Il y avait dans ce dîner de bohémiens quelque chose qui n'était pas désagréable après tout. Je rendis la fourchette et le couteau à leur légitime possesseur, et je retournai à la maison pour rendre compte de ma visite à mistress Micawber. Elle s'évanouit d'abord en me voyant, après quoi elle fit deux verres de grog pour nous consoler pendant que je lui racontais ma journée.

Je ne sais comment on en vint à vendre les meubles pour soutenir la famille, je ne sais qui se chargea de cette opération, en tous cas, je ne m'en mêlai pas. Tout fut vendu, et emporté dans une charrette, à l'exception des lits, de quelques chaises et de la table de cuisine. Nous campions avec ces meubles dans les deux pièces du rez-de-chaussée, au milieu de cette maison dépouillée, et nous y vivions la nuit et le jour, mistress Micawber, les enfants, l'orpheline et moi. Je ne sais pas combien de temps cela dura; il me semble que ce fut long. Enfin mistress Micawber prit le parti d'aller s'établir dans la prison, où M. Micawber avait une chambre particulière. Je fus chargé de porter la clef de la maison au propriétaire qui fut enchanté de rentrer en possession de son appartement, et on envoya tous les lits à la prison, à l'exception du mien. On loua pour moi une petite chambre dans les environs, avec une mansarde pour l'orpheline, à ma grande satisfaction; nous avions pris, les Micawber et moi, l'habitude de vivre ensemble, à travers tous nos embarras, et nous aurions eu beaucoup de peine à nous séparer. Ma chambre était un peu mansardée, et elle donnait sur un grand chantier; je me crus en paradis quand j'en pris possession en réfléchissant que la crise des affaires de M. Micawber était enfin terminée.
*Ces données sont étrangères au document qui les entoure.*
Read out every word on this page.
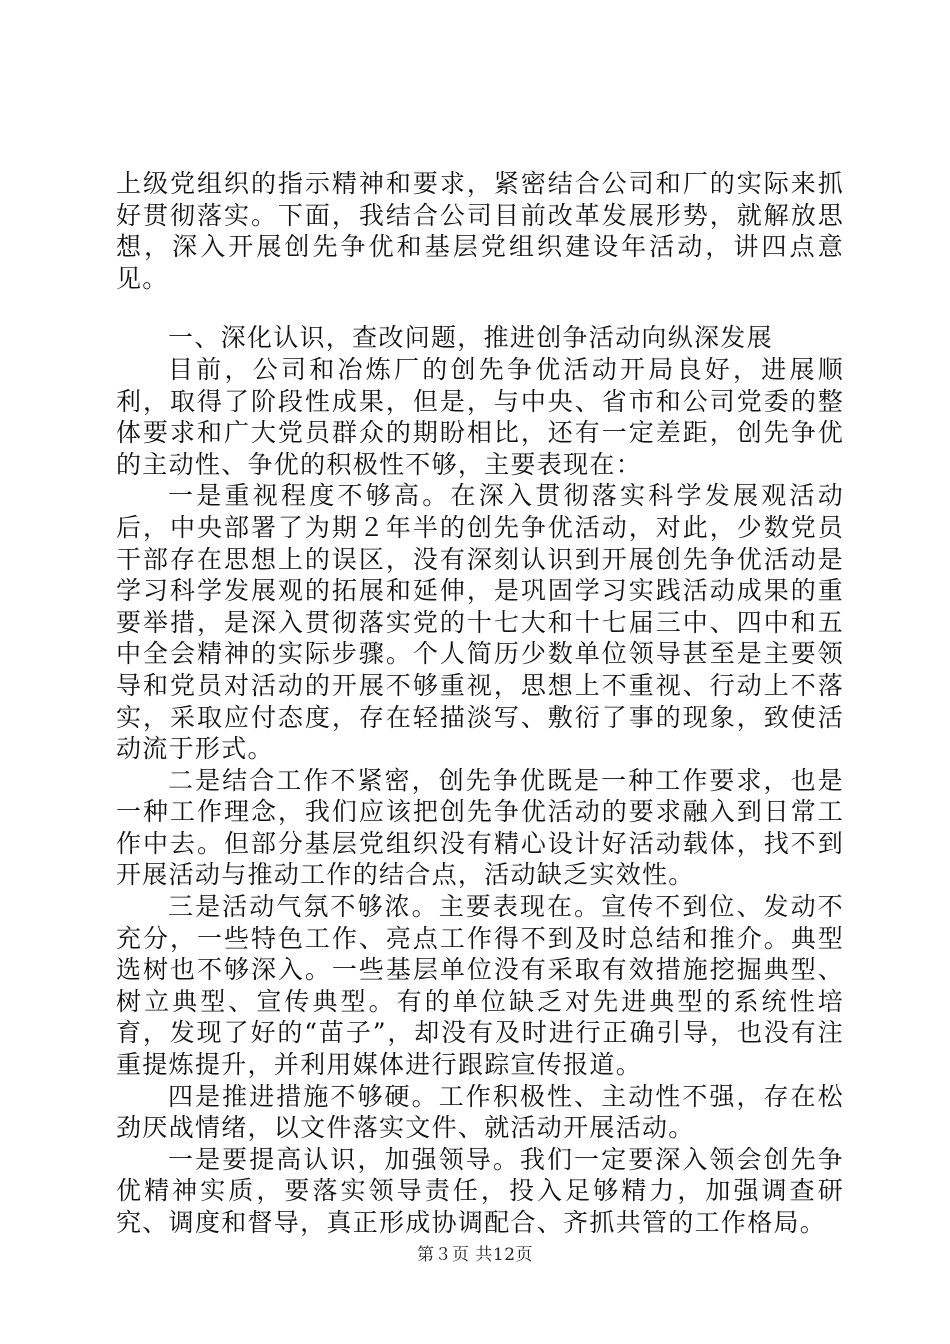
上级党组织的指示精神和要求，紧密结合公司和厂的实际来抓好贯彻落实。下面，我结合公司目前改革发展形势，就解放思想，深入开展创先争优和基层党组织建设年活动，讲四点意见。

一、深化认识，查改问题，推进创争活动向纵深发展

目前，公司和冶炼厂的创先争优活动开局良好，进展顺利，取得了阶段性成果，但是，与中央、省市和公司党委的整体要求和广大党员群众的期盼相比，还有一定差距，创先争优的主动性、争优的积极性不够，主要表现在：

一是重视程度不够高。在深入贯彻落实科学发展观活动后，中央部署了为期２年半的创先争优活动，对此，少数党员干部存在思想上的误区，没有深刻认识到开展创先争优活动是学习科学发展观的拓展和延伸，是巩固学习实践活动成果的重要举措，是深入贯彻落实党的十七大和十七届三中、四中和五中全会精神的实际步骤。个人简历少数单位领导甚至是主要领导和党员对活动的开展不够重视，思想上不重视、行动上不落实，采取应付态度，存在轻描淡写、敷衍了事的现象，致使活动流于形式。

二是结合工作不紧密，创先争优既是一种工作要求，也是一种工作理念，我们应该把创先争优活动的要求融入到日常工作中去。但部分基层党组织没有精心设计好活动载体，找不到开展活动与推动工作的结合点，活动缺乏实效性。

三是活动气氛不够浓。主要表现在。宣传不到位、发动不充分，一些特色工作、亮点工作得不到及时总结和推介。典型选树也不够深入。一些基层单位没有采取有效措施挖掘典型、树立典型、宣传典型。有的单位缺乏对先进典型的系统性培育，发现了好的“苗子”，却没有及时进行正确引导，也没有注重提炼提升，并利用媒体进行跟踪宣传报道。

四是推进措施不够硬。工作积极性、主动性不强，存在松劲厌战情绪，以文件落实文件、就活动开展活动。

一是要提高认识，加强领导。我们一定要深入领会创先争优精神实质，要落实领导责任，投入足够精力，加强调查研究、调度和督导，真正形成协调配合、齐抓共管的工作格局。

第３页 共12页
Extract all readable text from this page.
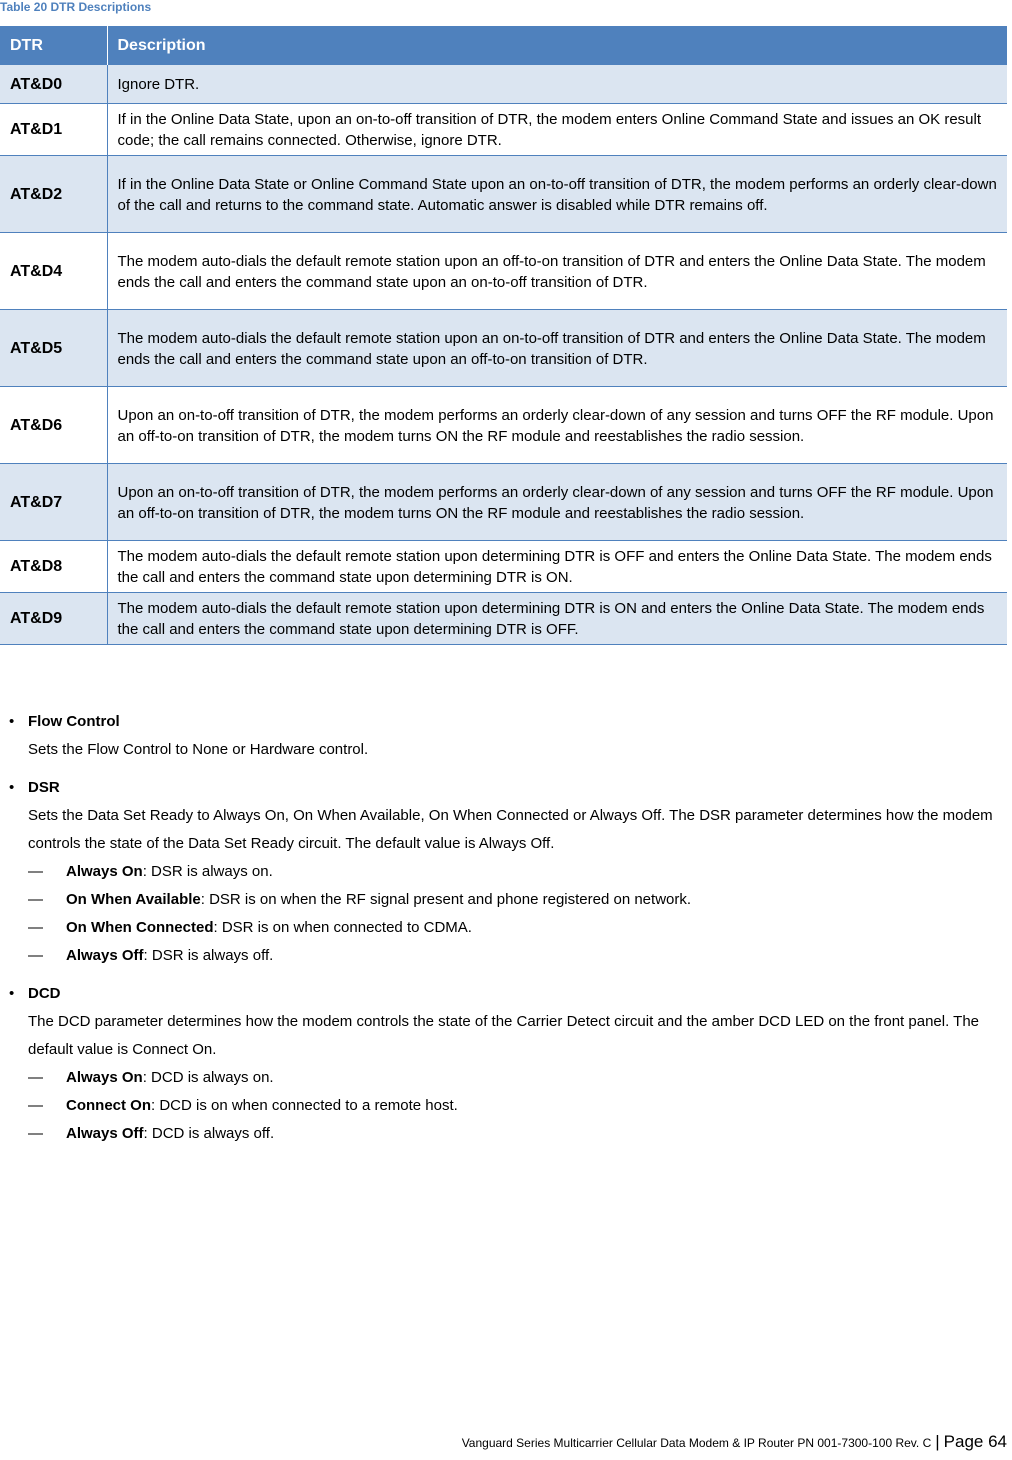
Table 20 DTR Descriptions
DTR	Description
AT&D0	Ignore DTR.
AT&D1	If in the Online Data State, upon an on-to-off transition of DTR, the modem enters Online Command State and issues an OK result code; the call remains connected. Otherwise, ignore DTR.
AT&D2	If in the Online Data State or Online Command State upon an on-to-off transition of DTR, the modem performs an orderly clear-down of the call and returns to the command state. Automatic answer is disabled while DTR remains off.
AT&D4	The modem auto-dials the default remote station upon an off-to-on transition of DTR and enters the Online Data State. The modem ends the call and enters the command state upon an on-to-off transition of DTR.
AT&D5	The modem auto-dials the default remote station upon an on-to-off transition of DTR and enters the Online Data State. The modem ends the call and enters the command state upon an off-to-on transition of DTR.
AT&D6	Upon an on-to-off transition of DTR, the modem performs an orderly clear-down of any session and turns OFF the RF module. Upon an off-to-on transition of DTR, the modem turns ON the RF module and reestablishes the radio session.
AT&D7	Upon an on-to-off transition of DTR, the modem performs an orderly clear-down of any session and turns OFF the RF module. Upon an off-to-on transition of DTR, the modem turns ON the RF module and reestablishes the radio session.
AT&D8	The modem auto-dials the default remote station upon determining DTR is OFF and enters the Online Data State. The modem ends the call and enters the command state upon determining DTR is ON.
AT&D9	The modem auto-dials the default remote station upon determining DTR is ON and enters the Online Data State. The modem ends the call and enters the command state upon determining DTR is OFF.
• Flow Control
Sets the Flow Control to None or Hardware control.
• DSR
Sets the Data Set Ready to Always On, On When Available, On When Connected or Always Off. The DSR parameter determines how the modem controls the state of the Data Set Ready circuit. The default value is Always Off.
— Always On: DSR is always on.
— On When Available: DSR is on when the RF signal present and phone registered on network.
— On When Connected: DSR is on when connected to CDMA.
— Always Off: DSR is always off.
• DCD
The DCD parameter determines how the modem controls the state of the Carrier Detect circuit and the amber DCD LED on the front panel. The default value is Connect On.
— Always On: DCD is always on.
— Connect On: DCD is on when connected to a remote host.
— Always Off: DCD is always off.
Vanguard Series Multicarrier Cellular Data Modem & IP Router PN 001-7300-100 Rev. C | Page 64
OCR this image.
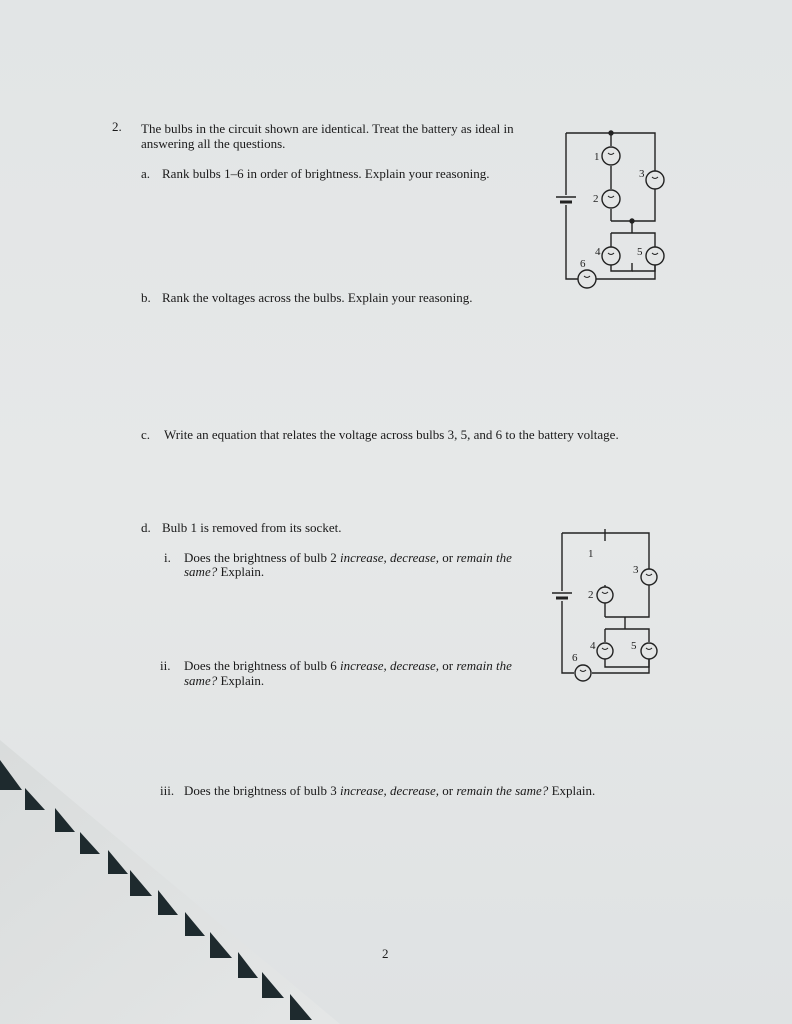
2. The bulbs in the circuit shown are identical. Treat the battery as ideal in
answering all the questions.
a. Rank bulbs 1–6 in order of brightness. Explain your reasoning.
b. Rank the voltages across the bulbs. Explain your reasoning.
c. Write an equation that relates the voltage across bulbs 3, 5, and 6 to the battery voltage.
d. Bulb 1 is removed from its socket.
i. Does the brightness of bulb 2 increase, decrease, or remain the
same? Explain.
ii. Does the brightness of bulb 6 increase, decrease, or remain the
same? Explain.
iii. Does the brightness of bulb 3 increase, decrease, or remain the same? Explain.
2
1
2
3
4	5
6
1
2
3
4	5
6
Je travaillais toujours chez Murdstone et Grinby; je me livrais toujours à la même occupation matérielle avec les mêmes compagnons, et j'éprouvais toujours le même sentiment d'une dégradation non méritée. Mais je n'avais, heureusement pour moi, fait aucune connaissance, je ne parlais à aucun des enfants que je voyais tous les jours en allant au magasin, en revenant, ou en errant dans les rues à l'heure des repas. Je menais la même vie triste et solitaire, mais mon chagrin restait toujours renfermé en moi-même. Le seul changement dont j'eusse conscience, c'est que mes habits devenaient plus râpés tous les jours et que j'étais en grande partie délivré de mes soucis sur le compte de M. et de mistress Micawber, qui vivaient dans la prison infiniment plus à l'aise que cela ne leur était arrivé depuis longtemps, et qui avaient été secourus dans leur détresse par des parents ou des amis. Je déjeunais avec eux, d'après un arrangement dont j'ai oublié les détails. J'ai oublié aussi à quelle heure les grilles de la prison s'ouvraient pour me permettre d'entrer; je sais seulement que je me levais souvent à six heures, et qu'en attendant l'ouverture des portes, j'allais m'asseoir sur l'un des bancs du vieux pont de Londres, d'où je m'amusais à regarder les passants, ou à contempler par-dessus le parapet le soleil qui se réfléchissait dans l'eau, et qui éclairait les flammes dorées en haut du Monument. L'orpheline venait me retrouver là parfois, pour écouter des histoires de ma composition sur la Tour de Londres; tout ce que j'en puis dire, c'est que j'espère que je croyais moi- même ce que je racontais. Le soir, je retournais à la prison, et je me promenais dans la boue avec M. Micawber ou je jouais aux cartes avec mistress Micawber, écoutant ses récits sur papa et maman. J'ignore si M. Murdstone savait comment je vivais alors. Je n'en ai jamais parlé chez Murdstone et Grinby.

Les affaires de M. Micawber étaient toujours, malgré la trêve, très-embarrassées par le fait d'un certain «acte» dont j'entendais toujours parler, et que je suppose maintenant avoir été quelque arrangement antérieur avec ses créanciers, quoique je comprisse si peu alors de quoi il s'agissait, que, si je ne me trompe, je confondais cet acte légal avec les parchemins infernaux, contrats passés avec le diable, qui existaient, dit-on, jadis en Allemagne. Enfin ce document parut s'être évanoui, je ne sais comment; au moins avait-il cessé d'être une pierre d'achoppement comme par le passé, et mistress Micawber m'apprit que sa famille avait décidé que M. Micawber ferait un petit appel pour être mis en liberté d'après la loi des débiteurs insolvables, et qu'il pourrait être libre au bout de six semaines.